No al terrorismo

No hay nada que pueda justificar la matanza de personas inocentes. Nada lo puede justificar. Nada lo justifica.

La historia muestra que el terrorismo no tiene bandera, no tiene ideología. Su finalidad es el miedo. Su objetivo es la muerte.

Mi experencia personal como argentino que vivió las dictaduras de Onganía y Videla, es que aunque a los terroristas les gusta hacerse los simpáticos a las causas del pueblo, su finalidad es otra: acirrar la represión, aumentar el descontento de las personas, provocar una restricción cada vez más grande de las libertades públicas.

Para qué? Para hacer la revolución? Es lo que quieren hacer creer. El objetivo es otro, sin embargo. Los terroristas lo que buscan es el poder.
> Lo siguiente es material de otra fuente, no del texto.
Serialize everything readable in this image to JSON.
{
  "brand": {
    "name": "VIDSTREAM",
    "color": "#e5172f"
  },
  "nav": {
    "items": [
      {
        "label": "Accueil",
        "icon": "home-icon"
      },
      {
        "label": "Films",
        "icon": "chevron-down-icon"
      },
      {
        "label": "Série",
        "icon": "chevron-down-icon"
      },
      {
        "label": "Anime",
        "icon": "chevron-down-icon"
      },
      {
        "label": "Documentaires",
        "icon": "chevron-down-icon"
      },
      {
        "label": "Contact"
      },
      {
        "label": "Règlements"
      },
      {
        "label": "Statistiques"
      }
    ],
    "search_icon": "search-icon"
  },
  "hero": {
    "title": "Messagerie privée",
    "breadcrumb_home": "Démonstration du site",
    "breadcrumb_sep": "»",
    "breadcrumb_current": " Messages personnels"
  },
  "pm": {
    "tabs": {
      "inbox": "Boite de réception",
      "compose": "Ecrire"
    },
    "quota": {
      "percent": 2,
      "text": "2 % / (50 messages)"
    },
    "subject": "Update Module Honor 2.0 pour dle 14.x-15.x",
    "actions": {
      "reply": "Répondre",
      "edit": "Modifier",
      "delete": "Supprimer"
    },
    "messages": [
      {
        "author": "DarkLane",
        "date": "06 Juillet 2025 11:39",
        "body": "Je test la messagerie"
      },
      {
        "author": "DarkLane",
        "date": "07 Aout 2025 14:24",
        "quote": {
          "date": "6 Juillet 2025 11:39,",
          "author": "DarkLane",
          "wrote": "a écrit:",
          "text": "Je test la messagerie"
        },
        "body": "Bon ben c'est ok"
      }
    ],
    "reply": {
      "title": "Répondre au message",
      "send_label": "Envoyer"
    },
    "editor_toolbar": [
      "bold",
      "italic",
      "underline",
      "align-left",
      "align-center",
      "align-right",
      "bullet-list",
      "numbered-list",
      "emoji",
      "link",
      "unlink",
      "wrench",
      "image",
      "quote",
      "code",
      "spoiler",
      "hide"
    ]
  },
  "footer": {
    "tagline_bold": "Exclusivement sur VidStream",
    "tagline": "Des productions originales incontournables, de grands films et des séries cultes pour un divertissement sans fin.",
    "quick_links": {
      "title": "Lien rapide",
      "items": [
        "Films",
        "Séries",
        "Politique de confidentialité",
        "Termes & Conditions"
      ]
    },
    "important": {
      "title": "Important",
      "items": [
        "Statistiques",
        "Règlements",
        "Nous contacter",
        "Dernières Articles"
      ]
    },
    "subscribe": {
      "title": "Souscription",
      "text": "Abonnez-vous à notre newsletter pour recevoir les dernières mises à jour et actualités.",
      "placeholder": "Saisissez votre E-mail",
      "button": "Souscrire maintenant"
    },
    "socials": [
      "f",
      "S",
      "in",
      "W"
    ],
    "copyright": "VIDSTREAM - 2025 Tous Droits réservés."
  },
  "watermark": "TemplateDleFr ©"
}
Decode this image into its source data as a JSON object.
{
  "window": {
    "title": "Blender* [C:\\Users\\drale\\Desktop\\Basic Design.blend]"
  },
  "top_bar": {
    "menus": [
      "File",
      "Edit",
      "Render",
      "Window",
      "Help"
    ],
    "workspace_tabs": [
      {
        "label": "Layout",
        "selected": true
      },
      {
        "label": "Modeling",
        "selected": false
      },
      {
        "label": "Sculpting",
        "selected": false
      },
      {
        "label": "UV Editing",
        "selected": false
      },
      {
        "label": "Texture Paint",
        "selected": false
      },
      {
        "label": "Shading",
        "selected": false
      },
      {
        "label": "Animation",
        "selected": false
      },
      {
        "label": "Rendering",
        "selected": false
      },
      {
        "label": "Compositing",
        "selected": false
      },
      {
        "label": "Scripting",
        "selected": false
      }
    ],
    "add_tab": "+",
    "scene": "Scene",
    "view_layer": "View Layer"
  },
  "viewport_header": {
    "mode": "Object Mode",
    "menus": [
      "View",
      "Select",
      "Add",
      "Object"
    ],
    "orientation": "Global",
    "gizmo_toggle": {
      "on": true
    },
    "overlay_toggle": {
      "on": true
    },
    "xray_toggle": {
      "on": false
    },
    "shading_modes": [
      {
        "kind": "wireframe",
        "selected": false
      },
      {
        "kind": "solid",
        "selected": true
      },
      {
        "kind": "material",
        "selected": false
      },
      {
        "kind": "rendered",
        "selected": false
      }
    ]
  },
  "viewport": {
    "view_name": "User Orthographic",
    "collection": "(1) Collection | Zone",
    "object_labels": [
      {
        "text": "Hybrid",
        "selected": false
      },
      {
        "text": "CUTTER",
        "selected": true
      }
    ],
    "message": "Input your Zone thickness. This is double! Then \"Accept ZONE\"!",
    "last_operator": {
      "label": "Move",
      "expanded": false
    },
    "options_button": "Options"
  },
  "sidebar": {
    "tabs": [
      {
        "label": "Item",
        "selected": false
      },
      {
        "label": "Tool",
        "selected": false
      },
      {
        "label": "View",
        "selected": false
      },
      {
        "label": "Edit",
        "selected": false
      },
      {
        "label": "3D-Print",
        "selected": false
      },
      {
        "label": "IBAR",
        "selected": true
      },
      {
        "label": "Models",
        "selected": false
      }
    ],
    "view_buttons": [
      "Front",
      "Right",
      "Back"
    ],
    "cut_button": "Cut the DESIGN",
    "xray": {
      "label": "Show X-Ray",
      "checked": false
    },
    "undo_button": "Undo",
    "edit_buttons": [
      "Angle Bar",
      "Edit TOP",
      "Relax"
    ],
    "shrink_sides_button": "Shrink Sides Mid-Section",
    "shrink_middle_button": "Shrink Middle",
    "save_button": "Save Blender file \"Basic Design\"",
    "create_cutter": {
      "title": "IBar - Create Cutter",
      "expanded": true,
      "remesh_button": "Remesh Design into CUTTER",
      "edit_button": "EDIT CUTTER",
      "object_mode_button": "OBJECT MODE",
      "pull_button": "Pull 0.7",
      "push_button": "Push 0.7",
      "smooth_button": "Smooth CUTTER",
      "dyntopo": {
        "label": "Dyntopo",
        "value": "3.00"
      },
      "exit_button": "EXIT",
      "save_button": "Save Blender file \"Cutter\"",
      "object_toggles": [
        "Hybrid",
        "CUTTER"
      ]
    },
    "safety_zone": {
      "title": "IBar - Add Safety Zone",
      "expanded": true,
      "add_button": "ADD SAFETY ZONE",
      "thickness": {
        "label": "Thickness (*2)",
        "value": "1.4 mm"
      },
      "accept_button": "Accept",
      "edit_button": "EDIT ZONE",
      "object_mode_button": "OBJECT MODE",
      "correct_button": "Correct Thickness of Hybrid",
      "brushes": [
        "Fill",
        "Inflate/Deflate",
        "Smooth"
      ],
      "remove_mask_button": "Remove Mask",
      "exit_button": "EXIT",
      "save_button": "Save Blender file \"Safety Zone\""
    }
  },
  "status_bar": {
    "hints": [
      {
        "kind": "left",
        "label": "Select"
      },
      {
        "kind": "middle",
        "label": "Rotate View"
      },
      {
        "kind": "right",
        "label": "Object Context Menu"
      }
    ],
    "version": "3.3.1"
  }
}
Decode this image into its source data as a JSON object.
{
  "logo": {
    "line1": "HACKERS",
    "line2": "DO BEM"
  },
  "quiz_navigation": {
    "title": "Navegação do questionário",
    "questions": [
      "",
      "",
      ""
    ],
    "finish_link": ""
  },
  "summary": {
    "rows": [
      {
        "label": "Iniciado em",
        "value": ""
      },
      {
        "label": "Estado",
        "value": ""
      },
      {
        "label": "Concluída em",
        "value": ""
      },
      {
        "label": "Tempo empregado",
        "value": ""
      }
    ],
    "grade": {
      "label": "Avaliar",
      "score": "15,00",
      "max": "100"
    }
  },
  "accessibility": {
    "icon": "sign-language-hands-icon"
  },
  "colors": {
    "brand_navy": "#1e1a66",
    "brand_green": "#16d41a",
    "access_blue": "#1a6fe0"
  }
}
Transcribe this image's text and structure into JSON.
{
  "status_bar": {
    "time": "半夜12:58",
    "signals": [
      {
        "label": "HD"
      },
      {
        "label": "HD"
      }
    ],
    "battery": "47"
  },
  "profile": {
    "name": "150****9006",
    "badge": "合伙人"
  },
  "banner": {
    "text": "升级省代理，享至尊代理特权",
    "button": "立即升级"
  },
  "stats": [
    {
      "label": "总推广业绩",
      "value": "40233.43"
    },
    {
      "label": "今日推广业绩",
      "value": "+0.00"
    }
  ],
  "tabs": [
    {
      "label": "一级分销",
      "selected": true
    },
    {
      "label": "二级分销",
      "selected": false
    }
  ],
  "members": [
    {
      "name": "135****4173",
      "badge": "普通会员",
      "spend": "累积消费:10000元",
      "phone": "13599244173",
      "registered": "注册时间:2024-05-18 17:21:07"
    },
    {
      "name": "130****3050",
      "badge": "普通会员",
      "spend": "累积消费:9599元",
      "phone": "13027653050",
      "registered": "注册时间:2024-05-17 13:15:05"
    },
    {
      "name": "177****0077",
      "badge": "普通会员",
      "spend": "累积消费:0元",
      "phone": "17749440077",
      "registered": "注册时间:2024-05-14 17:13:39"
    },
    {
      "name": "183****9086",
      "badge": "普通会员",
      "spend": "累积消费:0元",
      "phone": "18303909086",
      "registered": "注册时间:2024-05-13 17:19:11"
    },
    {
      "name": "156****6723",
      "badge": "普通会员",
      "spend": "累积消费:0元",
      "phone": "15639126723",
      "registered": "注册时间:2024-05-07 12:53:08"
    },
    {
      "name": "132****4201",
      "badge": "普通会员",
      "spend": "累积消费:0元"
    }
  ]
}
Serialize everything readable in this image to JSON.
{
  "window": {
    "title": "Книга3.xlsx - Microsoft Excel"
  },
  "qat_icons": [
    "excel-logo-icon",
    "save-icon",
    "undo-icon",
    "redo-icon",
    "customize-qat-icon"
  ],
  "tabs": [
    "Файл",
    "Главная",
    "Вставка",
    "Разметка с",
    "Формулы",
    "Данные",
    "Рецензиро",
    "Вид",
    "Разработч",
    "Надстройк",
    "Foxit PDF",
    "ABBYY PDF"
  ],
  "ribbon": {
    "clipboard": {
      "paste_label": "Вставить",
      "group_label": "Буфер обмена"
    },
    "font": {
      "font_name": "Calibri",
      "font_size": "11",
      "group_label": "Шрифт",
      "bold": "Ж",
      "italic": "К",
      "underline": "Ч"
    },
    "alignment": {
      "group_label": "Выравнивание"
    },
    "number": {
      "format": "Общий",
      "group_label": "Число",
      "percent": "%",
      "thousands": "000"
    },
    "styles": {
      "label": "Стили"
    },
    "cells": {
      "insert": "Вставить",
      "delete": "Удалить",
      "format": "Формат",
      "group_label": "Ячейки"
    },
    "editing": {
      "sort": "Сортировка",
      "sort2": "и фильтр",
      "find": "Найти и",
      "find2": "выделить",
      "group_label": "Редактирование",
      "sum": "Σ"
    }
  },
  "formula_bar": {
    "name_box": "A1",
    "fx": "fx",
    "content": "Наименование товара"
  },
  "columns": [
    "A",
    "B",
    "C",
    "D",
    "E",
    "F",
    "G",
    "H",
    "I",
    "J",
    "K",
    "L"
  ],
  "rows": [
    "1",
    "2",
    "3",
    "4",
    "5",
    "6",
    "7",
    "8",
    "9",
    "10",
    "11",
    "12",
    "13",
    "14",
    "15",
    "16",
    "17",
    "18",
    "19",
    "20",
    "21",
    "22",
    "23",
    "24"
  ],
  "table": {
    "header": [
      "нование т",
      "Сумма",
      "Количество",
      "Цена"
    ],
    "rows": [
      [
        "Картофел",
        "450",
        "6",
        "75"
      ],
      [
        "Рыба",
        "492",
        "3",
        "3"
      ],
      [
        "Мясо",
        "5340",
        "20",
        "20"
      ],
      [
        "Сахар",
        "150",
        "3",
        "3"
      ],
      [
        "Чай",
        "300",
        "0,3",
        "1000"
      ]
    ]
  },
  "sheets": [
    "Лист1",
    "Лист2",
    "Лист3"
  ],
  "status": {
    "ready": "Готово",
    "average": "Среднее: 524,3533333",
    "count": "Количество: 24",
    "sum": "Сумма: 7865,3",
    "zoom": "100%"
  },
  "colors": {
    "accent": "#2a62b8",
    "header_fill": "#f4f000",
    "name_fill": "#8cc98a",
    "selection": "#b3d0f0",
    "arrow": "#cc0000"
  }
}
Quieren el poder y sirven al poder. Sus objetivos y finalidades están al servicio de las clases dominantes y la explotación capitalista.

Mi objetivo, como alguien que trata de valorizar la vida a cada instante, es intentar cada vez más vivir en el amor y la justicia. Fortalecer y reforzar cada vez más las redes solidarias, la confianza mútua entre las personas. La esperanza en un hacer juntos que nos vaya sanando de las llagas del pasado.